Year 12 IB Extended Essays 2017

Marx & Proudhon in the Digital Age

gjy680

1 Introduction

Since the production of IBM’s 701 Mainframe in 1952, featuring just 4,096 36bit binary words,

modern society has become increasingly reliant on digital systems and their information

processing capacity. Indeed, many of a society’s primary functions, including its political, social

and economic mechanisms, are totally reliant on mass digitisation. Although computers have

penetrated into nearly all aspects of our lives, many futurists opine that digitisation is just getting

started. If this premise is correct, then the full impact of mass digitisation has not yet been

realised. In my view, digitisation is causing a tectonic’ shift how our society functions, but this

shift is somewhat opaque because of our focus on short-term issues.

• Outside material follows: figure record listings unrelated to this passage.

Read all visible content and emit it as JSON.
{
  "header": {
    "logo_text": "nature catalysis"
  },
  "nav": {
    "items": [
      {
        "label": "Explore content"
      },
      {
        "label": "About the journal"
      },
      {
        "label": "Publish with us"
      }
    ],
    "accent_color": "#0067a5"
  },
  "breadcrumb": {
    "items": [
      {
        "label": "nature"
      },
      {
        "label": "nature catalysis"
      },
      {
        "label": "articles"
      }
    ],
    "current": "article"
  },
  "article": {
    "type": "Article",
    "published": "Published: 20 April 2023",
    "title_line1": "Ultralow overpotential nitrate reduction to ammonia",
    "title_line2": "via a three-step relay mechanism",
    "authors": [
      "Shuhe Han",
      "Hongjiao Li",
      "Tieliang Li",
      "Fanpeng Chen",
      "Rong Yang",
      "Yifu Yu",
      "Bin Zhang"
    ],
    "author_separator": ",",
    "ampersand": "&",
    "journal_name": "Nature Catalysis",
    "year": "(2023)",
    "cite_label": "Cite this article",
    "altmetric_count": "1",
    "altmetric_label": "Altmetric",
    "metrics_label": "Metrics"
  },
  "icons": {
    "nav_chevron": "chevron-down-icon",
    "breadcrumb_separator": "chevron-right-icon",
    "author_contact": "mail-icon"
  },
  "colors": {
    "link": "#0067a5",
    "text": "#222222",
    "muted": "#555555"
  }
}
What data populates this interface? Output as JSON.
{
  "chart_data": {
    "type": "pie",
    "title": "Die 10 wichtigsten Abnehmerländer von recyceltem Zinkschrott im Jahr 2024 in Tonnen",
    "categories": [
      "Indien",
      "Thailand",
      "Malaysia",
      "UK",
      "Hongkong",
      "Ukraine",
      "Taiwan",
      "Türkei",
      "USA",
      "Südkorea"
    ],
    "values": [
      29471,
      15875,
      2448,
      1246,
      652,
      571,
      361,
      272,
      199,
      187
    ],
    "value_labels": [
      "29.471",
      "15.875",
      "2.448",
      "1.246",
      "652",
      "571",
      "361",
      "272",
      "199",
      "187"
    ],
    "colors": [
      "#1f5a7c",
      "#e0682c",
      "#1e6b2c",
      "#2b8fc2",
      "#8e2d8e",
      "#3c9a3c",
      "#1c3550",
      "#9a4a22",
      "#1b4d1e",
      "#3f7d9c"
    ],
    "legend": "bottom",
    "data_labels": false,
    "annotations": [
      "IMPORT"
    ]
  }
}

In this regard, our burgeoning digital age has many parallels with the Industrial Revolution and its

spawning of radical social, political and economic theories from the 1840s to 1870s. These

decades witnessed a myriad of theorists attempting to reshape society to account for effects

of industrialisation. This essay investigates the ‘fierce’ debate between two Industrial Age

philosophers, namely Karl Marx and Pierre-Joseph Proudhon. The theoretical contest between

Marx and Proudhon was wide-ranging on topics such as the distinction between use and

exchange values, the existence of synthetic value, and the value of human labour. This essay

focuses on one aspect of the theoretical contest, namely: the capability of machines to perform

labour and generate value in the same ways as humans. More specifically, I am investigating the

question of the extent to which Marx’s theory of labour-value exchange will be superseded by

Proudhon’s philosophy, given the dynamics of the digital age. My methodology is to evaluate the

differing theories proposed by Marx and Proudhon in a digitised society, as represented by a

number of case studies. Ultimately, I conclude that Proudhon’s idea of machinery as a force for

liberation is more applicable to a digitised world than it was to industrial-era machinery.